Spider-Man wouldn't wish his powers, or fate, on anyone. Especially not a child.
A wave of tranquillity washed over Axel and Blaze. The curtain of dusk began to gradually lift, blue and yellow tones replacing blackened nightfall. Axel, Blaze, Eddie and Spider-Man all looked ahead to the horizon as a warm, orange glow bathed their bodies. At that very moment, a new day was dawning. Still, even with the beautiful dawn, a question remained in Axel's mind and had stuck since they left the bridge.
"So, Spider-Man, whatever happened to that Vulture guy?"
"Gave him the standard treatment. Webbed 'em up, left 'em to the police."
"You did what?" Axel turned around, Spider-Man hanging from a ceiling above him. He held back no contempt for Spider-Man's decision. "Should've taken care of the problem permanently. You might as well have just let him go. Criminals never change. Once he's free, he'll go back to being a pathetic lowlife criminal."
"How do you know that?"
"Because in this city, there's no reason to better yourself. Crime is the go-to move. The easy way out. And the police don't do a damn thing about it. Besides, we already take the law into our own hands. We're both vigilantes, aren't we?" His tone was cold. Hardened by tragedy and loss on a scale no young man should ever have to face.
"You're right. We are both vigilantes. We both take the law into our own hands. But people's lives? That's not up for me to decide."
"I guess we'll have to agree to disagree."
"I guess so," Spider-Man said, and both men turned away from each other.
An uncomfortable silence fell over the group, but the discussion on conflicting moral codes did not mar the new dawn's beauty. Seagulls flew by and chirped happily. The faint, salted smell of sea breeze lingered in the air. Blaze, knowing her fellow ex-cop was not one to easily relax after a talk involving a city he considered under his protection, rested her head against his shoulder, her soft hair providing a nice opposite to his strong, well-built muscles. She did not disagree with either man. The glow bathing their bodies had transitioned into an arctic shade, soothing any tension Axel still felt.

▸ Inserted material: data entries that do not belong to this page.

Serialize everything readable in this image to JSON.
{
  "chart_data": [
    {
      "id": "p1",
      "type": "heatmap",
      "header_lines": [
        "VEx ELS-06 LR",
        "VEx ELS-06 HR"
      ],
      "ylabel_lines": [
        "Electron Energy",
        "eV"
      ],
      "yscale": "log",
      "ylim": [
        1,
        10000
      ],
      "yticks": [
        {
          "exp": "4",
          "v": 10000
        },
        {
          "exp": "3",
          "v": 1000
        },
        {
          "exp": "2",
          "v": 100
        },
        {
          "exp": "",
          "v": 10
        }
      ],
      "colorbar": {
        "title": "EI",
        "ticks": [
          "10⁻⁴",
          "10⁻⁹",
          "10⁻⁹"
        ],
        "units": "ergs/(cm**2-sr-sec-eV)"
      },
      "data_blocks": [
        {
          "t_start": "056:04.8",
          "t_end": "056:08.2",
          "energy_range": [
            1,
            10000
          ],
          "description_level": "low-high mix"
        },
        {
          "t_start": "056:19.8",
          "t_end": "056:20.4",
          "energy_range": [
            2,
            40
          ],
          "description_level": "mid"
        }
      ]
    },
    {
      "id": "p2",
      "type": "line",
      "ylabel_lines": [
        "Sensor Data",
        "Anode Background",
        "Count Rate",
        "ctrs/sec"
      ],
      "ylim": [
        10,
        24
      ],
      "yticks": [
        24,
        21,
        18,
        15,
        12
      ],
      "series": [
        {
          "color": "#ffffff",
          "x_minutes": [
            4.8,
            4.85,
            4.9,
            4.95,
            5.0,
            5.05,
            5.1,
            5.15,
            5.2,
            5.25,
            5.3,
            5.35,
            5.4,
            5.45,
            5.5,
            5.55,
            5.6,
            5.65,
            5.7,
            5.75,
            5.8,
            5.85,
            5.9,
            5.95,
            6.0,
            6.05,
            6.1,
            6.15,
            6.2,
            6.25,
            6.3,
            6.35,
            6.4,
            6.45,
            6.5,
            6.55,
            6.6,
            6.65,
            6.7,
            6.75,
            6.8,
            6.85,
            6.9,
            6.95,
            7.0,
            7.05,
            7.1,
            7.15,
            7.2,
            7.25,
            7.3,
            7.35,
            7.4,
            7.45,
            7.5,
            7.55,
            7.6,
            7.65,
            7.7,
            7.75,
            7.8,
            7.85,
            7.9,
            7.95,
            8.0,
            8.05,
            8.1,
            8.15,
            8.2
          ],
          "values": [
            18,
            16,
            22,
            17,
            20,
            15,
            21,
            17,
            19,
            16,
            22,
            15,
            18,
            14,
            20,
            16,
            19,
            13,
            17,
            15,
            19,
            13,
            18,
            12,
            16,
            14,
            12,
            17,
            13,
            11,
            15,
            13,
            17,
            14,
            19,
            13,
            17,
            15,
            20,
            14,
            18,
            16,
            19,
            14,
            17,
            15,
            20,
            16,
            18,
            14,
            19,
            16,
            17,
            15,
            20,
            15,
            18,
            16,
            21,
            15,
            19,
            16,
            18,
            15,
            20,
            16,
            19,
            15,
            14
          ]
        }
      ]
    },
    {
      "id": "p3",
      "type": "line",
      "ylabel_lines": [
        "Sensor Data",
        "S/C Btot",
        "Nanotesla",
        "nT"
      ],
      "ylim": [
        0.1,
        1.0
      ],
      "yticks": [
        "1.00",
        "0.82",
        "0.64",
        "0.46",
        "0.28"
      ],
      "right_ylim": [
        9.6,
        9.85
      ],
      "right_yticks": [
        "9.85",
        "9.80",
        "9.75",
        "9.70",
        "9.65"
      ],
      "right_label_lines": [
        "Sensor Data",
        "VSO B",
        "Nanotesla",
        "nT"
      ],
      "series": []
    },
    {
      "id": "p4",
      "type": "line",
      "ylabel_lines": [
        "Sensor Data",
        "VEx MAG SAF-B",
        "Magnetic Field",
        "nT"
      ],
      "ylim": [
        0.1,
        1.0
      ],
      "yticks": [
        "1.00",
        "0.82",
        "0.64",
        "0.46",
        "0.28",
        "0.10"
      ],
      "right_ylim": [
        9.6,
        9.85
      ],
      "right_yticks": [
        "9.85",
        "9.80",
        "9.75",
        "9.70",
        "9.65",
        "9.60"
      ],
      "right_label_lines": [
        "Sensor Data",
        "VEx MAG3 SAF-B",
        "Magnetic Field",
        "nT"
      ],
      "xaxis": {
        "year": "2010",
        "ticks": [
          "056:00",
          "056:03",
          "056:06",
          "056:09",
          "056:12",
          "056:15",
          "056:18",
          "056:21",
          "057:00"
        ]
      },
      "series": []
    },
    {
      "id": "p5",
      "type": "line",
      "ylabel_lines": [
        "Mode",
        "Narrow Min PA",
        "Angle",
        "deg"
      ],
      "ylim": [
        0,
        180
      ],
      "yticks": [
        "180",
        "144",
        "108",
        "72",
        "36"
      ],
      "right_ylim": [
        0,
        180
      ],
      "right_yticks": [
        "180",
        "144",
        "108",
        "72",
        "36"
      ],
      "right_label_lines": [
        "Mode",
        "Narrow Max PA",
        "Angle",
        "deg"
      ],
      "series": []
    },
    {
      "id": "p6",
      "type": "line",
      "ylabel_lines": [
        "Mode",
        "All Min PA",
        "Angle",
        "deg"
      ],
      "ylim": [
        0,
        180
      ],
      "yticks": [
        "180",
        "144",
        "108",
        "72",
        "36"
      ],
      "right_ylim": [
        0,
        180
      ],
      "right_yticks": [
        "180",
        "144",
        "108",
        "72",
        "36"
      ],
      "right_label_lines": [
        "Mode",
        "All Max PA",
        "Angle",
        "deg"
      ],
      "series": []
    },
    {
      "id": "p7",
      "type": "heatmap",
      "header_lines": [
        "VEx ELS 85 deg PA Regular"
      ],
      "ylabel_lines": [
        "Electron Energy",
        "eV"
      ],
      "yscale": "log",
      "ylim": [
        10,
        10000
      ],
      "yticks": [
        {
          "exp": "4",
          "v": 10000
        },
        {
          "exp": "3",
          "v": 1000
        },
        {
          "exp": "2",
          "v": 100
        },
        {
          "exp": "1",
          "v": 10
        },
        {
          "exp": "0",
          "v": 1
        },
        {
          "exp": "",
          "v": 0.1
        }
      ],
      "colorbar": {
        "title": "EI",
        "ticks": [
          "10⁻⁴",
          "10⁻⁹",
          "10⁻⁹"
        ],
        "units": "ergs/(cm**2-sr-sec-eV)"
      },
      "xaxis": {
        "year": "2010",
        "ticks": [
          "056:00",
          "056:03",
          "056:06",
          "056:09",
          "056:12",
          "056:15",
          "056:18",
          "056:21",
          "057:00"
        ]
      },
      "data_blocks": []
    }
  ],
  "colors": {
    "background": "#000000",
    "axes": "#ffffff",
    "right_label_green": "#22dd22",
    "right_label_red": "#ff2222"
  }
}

It did nothing, however, for Eddie. His stomach groaned and he clenched a hand over it, holding back from groaning with it in unison. Hunger got the better part of his promise and while the others occupied themselves with admiring the dawn, Eddie headed towards the ship's interior, creeping away and thinking himself a master in sneakiness. Then a floorboard creaked, and Eddie knew he would be caught.
"Eddie, where ya goin'?" She asked. In reality, Blaze knew he'd slipped away the instant she heard footsteps accompanied by a growling stomach.
"My stomach hurts. Bad. Real bad. And they've gotta have some food in there. So can I go? Please?"
She tutted as she shook her head. "Eddie, you know we can't let you out of our sights."
"Pretty please?" He furrowed his eyebrows together, made sure his eyes couldn't possibly be any larger, and pouted. The old puppy-dog routine. It never failed.
"Eddie…" She said, resisting.
"Hey, there's no problem if someone's watching over the little guy, right?" Spider-Man leapt down from his spot on the ceiling, landing with the assuredness of one who had perfected his craft.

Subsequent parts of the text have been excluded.